Un “umanesimo della tenerezza” è ciò che caratterizza la spiritualità, il pensiero e l’azione della clarissa Giovanna Maria della Croce (1603-1673) secondo Alessandro Vetuli.
Tale espressione pare coniugare il magistero di Giovanni Paolo II – Benedetto VI con quello di papa Francesco: se i primi due hanno richiamato la necessità di un nuovo umanesimo in cui fosse presente fides et ratio, il secondo fin dall’elezione ha menzionato la tenerezza. Infatti nell’omelia pronunciata il 19 marzo 2013, solennità di san Giuseppe, in occasione della celebrazione eucaristica d’inizio pontificato ha detto: “Non dobbiamo avere paura della bontà, anzi neanche della tenerezza!

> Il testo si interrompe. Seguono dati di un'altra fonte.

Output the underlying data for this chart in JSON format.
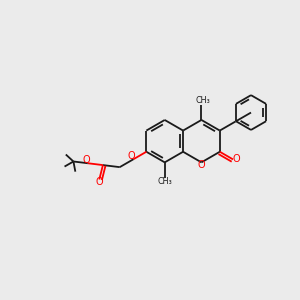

E qui aggiungo, allora, un’ulteriore annotazione: il prendersi cura, il custodire chiede bontà, chiede di essere vissuto con tenerezza. Nei Vangeli, san Giuseppe appare come un uomo forte, coraggioso, lavoratore, ma nel suo animo emerge una grande tenerezza, che non è la virtù del debole, anzi, al contrario, denota fortezza d’animo e capacità di attenzione, di compassione, di vera apertura all’altro, capacità di amore. Non dobbiamo avere timore della bontà, della tenerezza!”.
Questo prendersi cura diventa per papa Francesco “ecologia integrale” come espresso nell’enciclica Laudato sì: non più una contrapposizione tra ecologia naturale ed ecologia umana ma un custodire integralmente il creato.
Tale proposta è una visione unitaria della realtà che può essere a buon diritto definita “umanesimo della tenerezza”; ecco perché la conoscenza dell’esperienza cristiana e francescana della venerabile Giovanna Maria della Croce può aiutare a essere missionari declinando nell’oggi il Vangelo, ossia la vita nuova che scaturisce dalla sequela di Gesù.